ABSTRACT

Northrop Frye has a history and is, on his own terms, a critic in tune with literary history. While rumours swirled around Frye-he was a formalist without regard for history-few of his fellow critics noticed Frye’s practice of literary history, as a record of conventions and genres in Western literature from Homer onwards. Some critics, of course, were genuinely concerned with what they perceived to be Frye’s penchant for the synchronic even when he was discussing history and literary history. In the 1940s and 1950s he was reacting to the positivist approach to history or historicism that was pursued, along with New Criticism, in departments of literature. He seems to have thought that intellectual history, as practised by Arthur Lovejoy and E.M.W. Tillyard, was less subject to correction or reorientation. Frye’s sense of irony and satire made him aware of the capricious and labyrinthine nature of the House of

Fame. He probably understood that he was, in part, attacked and praised in proportion to his success. A leading critic at a given time fulfils the needs of a historical period and expresses its anxieties and desires, so that the very systematic overview that Anatomy enabled soon became subject to critique. What gave Frye his strength soon provided his weakness. Reputation can pare away the complexities of the work of a writer or critic.
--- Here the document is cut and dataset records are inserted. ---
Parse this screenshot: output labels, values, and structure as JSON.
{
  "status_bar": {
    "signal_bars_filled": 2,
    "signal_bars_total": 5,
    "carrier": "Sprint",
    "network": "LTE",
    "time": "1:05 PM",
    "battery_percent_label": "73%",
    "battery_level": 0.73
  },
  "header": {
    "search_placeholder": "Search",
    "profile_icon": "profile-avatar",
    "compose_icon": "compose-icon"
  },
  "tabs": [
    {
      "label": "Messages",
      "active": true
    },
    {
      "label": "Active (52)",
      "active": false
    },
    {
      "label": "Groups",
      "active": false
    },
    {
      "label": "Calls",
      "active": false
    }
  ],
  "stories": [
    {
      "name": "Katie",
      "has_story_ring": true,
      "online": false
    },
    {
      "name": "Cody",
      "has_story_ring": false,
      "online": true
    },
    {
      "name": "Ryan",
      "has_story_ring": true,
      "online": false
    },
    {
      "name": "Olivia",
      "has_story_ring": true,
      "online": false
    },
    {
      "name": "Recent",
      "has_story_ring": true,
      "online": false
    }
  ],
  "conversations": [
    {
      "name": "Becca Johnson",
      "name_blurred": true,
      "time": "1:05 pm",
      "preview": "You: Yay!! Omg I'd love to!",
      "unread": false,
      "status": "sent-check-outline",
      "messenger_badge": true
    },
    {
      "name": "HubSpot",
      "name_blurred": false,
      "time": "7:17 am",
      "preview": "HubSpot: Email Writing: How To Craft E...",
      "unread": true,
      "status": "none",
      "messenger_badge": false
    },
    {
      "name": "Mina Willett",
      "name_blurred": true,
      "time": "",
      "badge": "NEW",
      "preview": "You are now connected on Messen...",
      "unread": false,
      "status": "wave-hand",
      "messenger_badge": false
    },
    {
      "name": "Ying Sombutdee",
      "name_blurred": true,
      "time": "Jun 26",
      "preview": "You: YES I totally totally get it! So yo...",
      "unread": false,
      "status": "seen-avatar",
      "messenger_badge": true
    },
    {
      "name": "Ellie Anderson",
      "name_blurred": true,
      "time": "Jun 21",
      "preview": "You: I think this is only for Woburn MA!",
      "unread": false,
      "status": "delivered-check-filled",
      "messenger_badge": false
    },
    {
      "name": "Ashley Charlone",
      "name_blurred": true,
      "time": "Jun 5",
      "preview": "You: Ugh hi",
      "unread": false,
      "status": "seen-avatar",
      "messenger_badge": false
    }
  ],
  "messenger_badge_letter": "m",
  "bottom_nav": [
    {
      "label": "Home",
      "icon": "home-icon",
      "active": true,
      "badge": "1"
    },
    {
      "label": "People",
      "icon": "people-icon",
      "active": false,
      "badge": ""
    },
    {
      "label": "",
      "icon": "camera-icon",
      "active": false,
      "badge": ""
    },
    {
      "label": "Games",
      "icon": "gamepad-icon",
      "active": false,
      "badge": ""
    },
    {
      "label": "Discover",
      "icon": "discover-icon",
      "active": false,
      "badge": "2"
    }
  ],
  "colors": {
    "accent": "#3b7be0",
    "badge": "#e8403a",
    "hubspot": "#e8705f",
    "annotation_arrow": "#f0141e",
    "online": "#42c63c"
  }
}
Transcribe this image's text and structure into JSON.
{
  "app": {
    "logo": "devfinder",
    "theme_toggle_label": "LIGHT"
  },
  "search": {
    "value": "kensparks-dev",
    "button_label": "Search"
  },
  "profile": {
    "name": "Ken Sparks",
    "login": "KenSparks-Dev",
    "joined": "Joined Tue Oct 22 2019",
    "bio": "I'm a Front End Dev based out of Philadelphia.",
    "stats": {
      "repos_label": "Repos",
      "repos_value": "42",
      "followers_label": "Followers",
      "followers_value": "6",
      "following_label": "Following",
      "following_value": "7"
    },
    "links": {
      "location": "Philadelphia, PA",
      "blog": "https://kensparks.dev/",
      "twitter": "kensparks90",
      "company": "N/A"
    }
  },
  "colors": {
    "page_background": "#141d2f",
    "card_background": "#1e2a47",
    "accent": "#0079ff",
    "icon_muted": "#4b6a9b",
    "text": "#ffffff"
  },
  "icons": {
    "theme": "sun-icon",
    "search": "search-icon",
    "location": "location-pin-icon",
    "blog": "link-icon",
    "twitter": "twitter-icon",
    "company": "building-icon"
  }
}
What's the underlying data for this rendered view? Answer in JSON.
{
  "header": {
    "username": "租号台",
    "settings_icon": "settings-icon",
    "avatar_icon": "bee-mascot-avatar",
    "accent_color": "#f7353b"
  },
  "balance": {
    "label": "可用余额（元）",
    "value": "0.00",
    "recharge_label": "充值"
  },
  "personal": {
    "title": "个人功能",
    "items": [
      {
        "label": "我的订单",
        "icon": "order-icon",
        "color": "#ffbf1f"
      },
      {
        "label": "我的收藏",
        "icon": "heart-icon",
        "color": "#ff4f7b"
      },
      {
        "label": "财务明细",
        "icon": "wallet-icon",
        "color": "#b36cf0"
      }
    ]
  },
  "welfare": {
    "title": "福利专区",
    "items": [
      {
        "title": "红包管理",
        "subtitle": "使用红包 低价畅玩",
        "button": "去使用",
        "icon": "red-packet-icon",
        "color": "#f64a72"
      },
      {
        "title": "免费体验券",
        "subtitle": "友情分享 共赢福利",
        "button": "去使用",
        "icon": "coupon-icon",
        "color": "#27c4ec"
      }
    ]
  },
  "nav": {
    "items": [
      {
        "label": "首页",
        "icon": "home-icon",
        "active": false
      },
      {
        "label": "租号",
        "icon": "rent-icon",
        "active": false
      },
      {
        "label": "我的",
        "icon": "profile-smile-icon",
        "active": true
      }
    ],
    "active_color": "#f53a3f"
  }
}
I am trying to recollect Frye’s complexity by reintroducing his intricate view of history. In this chapter I want to go to the work that sets out Frye’s theory of literature, his system, Anatomy of Criticism. Here, I shall concentrate on the ‘Tentative Conclusion’ of Anatomy because it is a leaving off and a point of departure since it ends a study of literary form and convention and begins a phase in Frye’s career which is a transition to a consideration of history, society and ideology.